The U.S. Food and Drug Administration’s Anesthetic and Analgesic Drug Products Advisory Committee voted to recommend AcelRx Pharmaceuticals’ Dsuvia to manage moderate-to-severe pain.

The U.S. Food and Drug Administration (FDA)s Anesthetic and Analgesic Drug Products Advisory Committee voted to recommend AcelRx Pharmaceuticals Dsuvia to manage moderate-to-severe pain.

The advisory committee (adcom) voted 10 to 3 in favor of the drug, which is a sublingual tablet formulation of sufentanil, an opioid marketed for intravenous (IV) and epidural anesthesia and analgesia. The company markets Dsuvia outside the U.S. as Dzuveo. The FDA’s adcom recommended the drug for moderate-to-severe pain in medically supervised settings for adults.

Dsuvia was developed as an easy-to-administer dosage for pain relief as early as 15 minutes. The FDA’s target action date is November 3, 2018. The drug was approved as Dzuveo by the European Medicines Agency (EMA) in June 2018. Although the agency is not required to follow the adcom’s recommendations, it usually does.

“We are pleased with the Advisory Committee’s recommendation to approve Dsuvia as a treatment in medically supervised settings for adults experience moderate-to-severe acute pain,” said Pamela Palmer, AcelRx’ co-founder and chief medical officer, in a statement. “We look forward to continued collaboration with the FDA on the application as we believe Dsuvia represents an important non-invasive acute pain management option with potential to significantly improve the current standard of care.”

Dsuvia’s development was partially funded by the Clinical and Rehabilitative Medicine Research Program (CRMRP) of the U.S. Army Medical Research and Materiel Command (USAMRMC). The CRMRP was created in 2008 to encourage research and technological advances for regeneration, restoration, and rehabilitation of traumatic injuries.

The FDA had rejected AcelRx’s original application for Dsuvia in 2017, requesting more safety and efficacy data, as well as more instructions on its use.

At the adcom hearing on Friday, October 12, Palmer stated the drug “has a predictable onset of action of 15 to 30 minutes without the delay of starting an IV. The 24-hour average redosing interval was 3.07 hours. Dsuvia does not have any active metabolites.”
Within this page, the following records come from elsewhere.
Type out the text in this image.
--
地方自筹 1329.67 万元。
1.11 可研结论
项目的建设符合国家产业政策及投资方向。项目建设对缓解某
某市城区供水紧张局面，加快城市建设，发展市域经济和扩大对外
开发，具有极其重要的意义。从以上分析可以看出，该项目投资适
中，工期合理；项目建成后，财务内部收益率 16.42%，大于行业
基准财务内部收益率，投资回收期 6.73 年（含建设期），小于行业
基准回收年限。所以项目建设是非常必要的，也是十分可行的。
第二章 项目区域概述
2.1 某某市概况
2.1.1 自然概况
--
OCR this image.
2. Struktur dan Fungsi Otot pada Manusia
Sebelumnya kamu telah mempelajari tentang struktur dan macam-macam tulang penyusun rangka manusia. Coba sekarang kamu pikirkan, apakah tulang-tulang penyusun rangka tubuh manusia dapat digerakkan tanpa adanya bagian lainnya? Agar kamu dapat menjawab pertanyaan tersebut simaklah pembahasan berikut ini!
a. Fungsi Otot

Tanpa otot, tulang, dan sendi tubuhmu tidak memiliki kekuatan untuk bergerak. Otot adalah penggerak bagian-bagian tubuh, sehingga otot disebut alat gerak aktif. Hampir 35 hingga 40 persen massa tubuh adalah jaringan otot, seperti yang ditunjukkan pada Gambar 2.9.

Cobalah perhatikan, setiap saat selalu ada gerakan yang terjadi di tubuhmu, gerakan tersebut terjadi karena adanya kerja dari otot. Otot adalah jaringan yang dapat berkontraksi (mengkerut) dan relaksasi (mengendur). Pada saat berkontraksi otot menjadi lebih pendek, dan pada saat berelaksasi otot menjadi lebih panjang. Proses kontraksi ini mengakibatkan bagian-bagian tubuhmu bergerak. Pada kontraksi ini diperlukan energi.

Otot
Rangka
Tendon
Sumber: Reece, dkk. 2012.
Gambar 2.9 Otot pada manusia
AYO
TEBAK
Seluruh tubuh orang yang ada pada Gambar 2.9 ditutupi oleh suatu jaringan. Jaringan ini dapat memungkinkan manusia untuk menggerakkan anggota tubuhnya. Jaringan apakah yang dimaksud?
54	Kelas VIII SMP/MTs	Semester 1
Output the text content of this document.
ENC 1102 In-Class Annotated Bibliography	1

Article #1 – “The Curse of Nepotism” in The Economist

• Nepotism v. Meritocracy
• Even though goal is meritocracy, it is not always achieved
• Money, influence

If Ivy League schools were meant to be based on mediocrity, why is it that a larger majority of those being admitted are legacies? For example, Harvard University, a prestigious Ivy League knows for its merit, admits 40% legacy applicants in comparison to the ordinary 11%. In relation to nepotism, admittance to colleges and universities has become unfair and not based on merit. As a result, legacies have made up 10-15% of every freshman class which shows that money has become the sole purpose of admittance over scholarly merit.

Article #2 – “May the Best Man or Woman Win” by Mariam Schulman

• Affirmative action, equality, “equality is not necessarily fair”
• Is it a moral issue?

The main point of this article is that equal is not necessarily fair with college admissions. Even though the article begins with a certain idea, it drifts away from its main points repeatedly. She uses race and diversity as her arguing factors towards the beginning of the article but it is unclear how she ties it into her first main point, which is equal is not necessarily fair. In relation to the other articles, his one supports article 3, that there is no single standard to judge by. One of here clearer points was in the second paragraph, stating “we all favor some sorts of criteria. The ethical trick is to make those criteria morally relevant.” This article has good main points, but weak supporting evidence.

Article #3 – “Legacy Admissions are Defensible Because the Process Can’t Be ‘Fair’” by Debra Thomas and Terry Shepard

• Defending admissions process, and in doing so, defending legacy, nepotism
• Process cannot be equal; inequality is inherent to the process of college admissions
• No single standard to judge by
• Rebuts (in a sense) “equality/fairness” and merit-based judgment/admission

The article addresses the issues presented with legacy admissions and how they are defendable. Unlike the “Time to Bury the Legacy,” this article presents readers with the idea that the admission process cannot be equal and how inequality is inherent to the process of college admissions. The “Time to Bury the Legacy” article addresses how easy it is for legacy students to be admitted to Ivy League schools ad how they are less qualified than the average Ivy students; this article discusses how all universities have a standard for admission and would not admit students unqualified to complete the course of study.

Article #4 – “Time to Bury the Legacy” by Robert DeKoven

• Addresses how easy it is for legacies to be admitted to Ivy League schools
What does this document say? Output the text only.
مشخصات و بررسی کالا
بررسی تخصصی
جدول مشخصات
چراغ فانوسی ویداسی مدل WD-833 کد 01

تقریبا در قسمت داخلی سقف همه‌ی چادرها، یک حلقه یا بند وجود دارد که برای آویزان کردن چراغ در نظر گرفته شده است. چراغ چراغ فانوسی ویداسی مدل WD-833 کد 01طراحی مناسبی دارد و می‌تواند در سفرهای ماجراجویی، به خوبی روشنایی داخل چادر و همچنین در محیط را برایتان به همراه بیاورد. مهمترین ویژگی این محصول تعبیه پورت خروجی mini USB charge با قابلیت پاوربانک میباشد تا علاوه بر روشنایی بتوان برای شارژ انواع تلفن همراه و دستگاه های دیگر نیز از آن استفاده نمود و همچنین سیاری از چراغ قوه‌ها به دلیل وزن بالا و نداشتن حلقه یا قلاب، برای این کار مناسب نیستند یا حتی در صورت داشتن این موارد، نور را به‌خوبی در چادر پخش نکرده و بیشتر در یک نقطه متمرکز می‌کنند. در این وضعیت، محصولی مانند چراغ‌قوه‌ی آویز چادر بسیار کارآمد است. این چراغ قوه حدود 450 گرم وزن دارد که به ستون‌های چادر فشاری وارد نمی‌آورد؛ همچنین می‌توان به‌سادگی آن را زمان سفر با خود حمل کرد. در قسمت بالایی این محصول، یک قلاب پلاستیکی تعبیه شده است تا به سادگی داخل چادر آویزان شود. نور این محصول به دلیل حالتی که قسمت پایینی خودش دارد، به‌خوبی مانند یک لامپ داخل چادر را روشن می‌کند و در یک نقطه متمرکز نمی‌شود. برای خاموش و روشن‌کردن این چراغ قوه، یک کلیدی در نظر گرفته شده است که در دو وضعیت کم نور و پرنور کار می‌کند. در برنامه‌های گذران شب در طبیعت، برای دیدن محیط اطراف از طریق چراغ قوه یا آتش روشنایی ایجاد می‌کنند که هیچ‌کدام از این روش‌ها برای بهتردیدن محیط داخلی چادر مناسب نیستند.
She went on to say, “Importantly, the safety and efficacy of Dsuvia in non-opioid tolerant patients was demonstrated across the clinical program and had a safety profile similar to other opioids. With our educational and REMS materials in place, and limiting Dsuvia to medically-supervised settings, where it will be administered by trained medical providers, we believe the benefits of Dsuvia outweigh the risks.”

The company is sensitive to the current concerns over opioids. In an interview prior to the adcom meeting, company chief executive officer Vince Angotti told Healio Family Medicine, “We are not, and we will never be, a chronic pain company. You will not see Dsuvia in someone’s medicine cabinet. Dsuvia is only for supervised hospital settings and emergency situations like shoulder separations, long bone fracture, burn or other emergency room visit. This is not a drug for things like lower back pain. The goal here is not to expand opioid use.”

Much of the adcom’s expressed concerns were of the potential for abuse or even use outside the medically supervised setting. For example, two of the committee members, Steven B. Meisel, director of medication safety at Fairview Health Services in Minnesota and Terri L. Warholak, professor and assistant dean of the college of pharmacy at the University of Arizona, questioned AcelRx representatives at the meeting for more details about how the company could ensure that it will only be used by trained medical staffers.

Palmer indicated they were going to make single dose applicators with placebos available for training purposes and provide in-service hospital training to institutions that request it. If the hospitals prefer to do their own training, the company would provide training materials. “The key thing,” Palmer said, “is that the hospital must document the training because we will be auditing for that.”